The Pawnee Earth Lodge
The Pawnee tribe lived in the Earthen houses, commonly referred to as earth lodges, that were built by erecting 10 - 15 posts set about 10 feet apart which outlined the floor of the lodge. in a circle, forked at the top, into which cross beams were laid. Long poles were laid against the cross poles and leant from the outside toward the centre. The Pawnee Earth Lodge was then covered with brush and reeds then finally with sods of earth. A smoke hole was left at the top and there was a long tunnel-like entrance at the base which faced the east and the rising sun. A common feature in a Pawnee Earth lodge was four painted poles, which represented the four cardinal directions and the four major star gods. The culture of the Pawnee focused on their beliefs in the Pawnee Star Chart & Astrology.

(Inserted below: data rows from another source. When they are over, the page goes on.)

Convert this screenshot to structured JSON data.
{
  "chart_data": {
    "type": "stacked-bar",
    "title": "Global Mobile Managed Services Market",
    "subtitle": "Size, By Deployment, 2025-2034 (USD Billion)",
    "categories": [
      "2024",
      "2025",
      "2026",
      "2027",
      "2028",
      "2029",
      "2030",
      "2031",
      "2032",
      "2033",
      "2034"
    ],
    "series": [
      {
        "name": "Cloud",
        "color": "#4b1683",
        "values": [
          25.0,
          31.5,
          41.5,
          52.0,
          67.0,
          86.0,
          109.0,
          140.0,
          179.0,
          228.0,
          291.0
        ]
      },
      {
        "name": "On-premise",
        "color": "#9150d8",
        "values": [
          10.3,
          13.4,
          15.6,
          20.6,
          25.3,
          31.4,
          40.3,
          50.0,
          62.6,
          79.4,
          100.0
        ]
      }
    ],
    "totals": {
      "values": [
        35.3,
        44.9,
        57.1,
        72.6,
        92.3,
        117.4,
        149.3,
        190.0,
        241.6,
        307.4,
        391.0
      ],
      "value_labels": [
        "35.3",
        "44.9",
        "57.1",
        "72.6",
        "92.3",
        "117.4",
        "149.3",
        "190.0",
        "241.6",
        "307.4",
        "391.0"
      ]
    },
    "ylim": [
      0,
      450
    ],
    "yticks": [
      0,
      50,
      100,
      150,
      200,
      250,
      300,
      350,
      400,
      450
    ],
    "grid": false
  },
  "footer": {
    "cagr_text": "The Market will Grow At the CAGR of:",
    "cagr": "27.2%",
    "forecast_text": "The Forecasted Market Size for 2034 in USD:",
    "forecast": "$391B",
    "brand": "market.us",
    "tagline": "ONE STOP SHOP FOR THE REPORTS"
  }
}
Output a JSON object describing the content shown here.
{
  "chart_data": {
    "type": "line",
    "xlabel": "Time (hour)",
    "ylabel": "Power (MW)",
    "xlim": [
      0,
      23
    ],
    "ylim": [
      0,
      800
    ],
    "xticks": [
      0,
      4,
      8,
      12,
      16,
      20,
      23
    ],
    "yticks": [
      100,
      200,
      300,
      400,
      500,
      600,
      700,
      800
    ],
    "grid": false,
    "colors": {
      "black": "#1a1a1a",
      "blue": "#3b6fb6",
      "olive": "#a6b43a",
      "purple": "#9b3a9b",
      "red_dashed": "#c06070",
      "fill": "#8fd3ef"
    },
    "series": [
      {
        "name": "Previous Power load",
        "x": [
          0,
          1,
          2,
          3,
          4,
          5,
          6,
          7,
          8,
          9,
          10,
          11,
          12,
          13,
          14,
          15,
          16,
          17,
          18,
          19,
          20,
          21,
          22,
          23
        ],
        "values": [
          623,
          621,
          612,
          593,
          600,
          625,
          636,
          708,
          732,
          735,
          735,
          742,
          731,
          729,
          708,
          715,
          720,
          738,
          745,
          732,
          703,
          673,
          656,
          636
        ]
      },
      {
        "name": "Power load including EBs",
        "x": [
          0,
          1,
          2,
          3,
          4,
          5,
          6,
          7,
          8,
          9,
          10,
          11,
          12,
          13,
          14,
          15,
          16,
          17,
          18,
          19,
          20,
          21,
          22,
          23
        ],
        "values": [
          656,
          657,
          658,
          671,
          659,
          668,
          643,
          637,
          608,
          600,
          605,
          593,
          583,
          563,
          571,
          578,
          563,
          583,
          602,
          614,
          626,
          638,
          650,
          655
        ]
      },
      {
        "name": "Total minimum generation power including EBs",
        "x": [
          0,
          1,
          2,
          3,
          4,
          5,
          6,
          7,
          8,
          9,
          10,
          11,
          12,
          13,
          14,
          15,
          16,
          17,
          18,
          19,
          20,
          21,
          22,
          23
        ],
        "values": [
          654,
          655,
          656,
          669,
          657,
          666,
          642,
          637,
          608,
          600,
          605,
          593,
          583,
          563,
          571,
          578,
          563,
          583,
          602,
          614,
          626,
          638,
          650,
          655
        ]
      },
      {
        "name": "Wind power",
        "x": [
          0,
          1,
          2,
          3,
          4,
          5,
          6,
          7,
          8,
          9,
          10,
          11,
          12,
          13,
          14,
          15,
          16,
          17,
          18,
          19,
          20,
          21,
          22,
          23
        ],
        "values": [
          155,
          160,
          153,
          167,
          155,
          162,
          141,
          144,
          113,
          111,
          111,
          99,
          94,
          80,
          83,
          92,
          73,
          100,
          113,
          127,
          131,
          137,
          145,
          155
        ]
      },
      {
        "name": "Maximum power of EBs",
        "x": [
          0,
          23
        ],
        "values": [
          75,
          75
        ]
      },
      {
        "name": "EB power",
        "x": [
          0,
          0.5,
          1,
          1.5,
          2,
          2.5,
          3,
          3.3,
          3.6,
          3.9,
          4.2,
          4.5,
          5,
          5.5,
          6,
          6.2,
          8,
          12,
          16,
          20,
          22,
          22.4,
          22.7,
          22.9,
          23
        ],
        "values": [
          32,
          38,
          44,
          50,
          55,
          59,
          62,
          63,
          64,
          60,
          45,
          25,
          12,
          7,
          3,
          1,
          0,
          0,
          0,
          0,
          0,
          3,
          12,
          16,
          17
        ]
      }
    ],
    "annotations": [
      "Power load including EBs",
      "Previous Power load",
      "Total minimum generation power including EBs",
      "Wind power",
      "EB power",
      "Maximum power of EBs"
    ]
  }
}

How was an Earth Lodge built?
The size of an Earth Lodge ranged from 20 to 50 feet in diameter. The outside walls sloped inward and upward from the ground to a height of up to 15 feet. A typical dwelling would have 15-25 people living in it. The process and method to build a typical Earth Lodge was as follows:
- The building of the Earth Lodge was planned well in advance and construction materials were collected
- A circle was laid out according to the size required using a lariat made from rawhide
- About 3 feet of sod and earth was removed creating a shallow pit
- Four main posts, acting as pillars, were placed in the center
- An outer ring of posts outlined the outer circumference of the Earth lodge and horizontal beams linked the posts together
- Additional poles were laid horizontally across the top of the outer ring of poles
- Rafters were then laid connecting the larger outer circle to the smaller inner circle
- A smoke hole was left in the roof to let in light and air and let out smoke
- A 6 foot wide passageway was built leading to the doorway entrance which was placed to the east and the rising sun
- A central fire pit and at least two storage pits, lined with willow and grasses, were built into the floor area
- The outside of the Earth Lodge was packed with sod (turf) and grass
- Woven tule mats were then placed across the whole of the exterior and gaps were filled with additional sod and grass
- Strips of rawhide and elm bark were used to lash the woven mats together around the lodge
The Earth Lodge Interior
The Earth Lodge interior included a central fire pit within a central communal area, located between the four main vertical posts, that the Hidatsa tribe referred to as the 'atuti'. The communal area was used for preparing and cooking food and also as a meeting place. The back wall, opposite the entrance doorway, often contained an altar or sacred area. Beds were located on the lodge floor or on ledges and consisted of dried grasses that were covered with animal hides. There was usually one or two storage pits in the Earth lodge to store dried meat, vegetables, and clothing. Personal possessions were stored in the earth lodge, kept in baskets, storage pits or hung from the rafters. The picture is of an 1832 painting by Karl Bodmer (1809-1893) and called "The Interior of the Hut of a Mandan Chief". The buffalo skull on the floor of the Earth Lodge was deemed to be powerful medicine by the Mandan. The painting shows that not only dogs, but also horses, were kept in the Earth Lodge.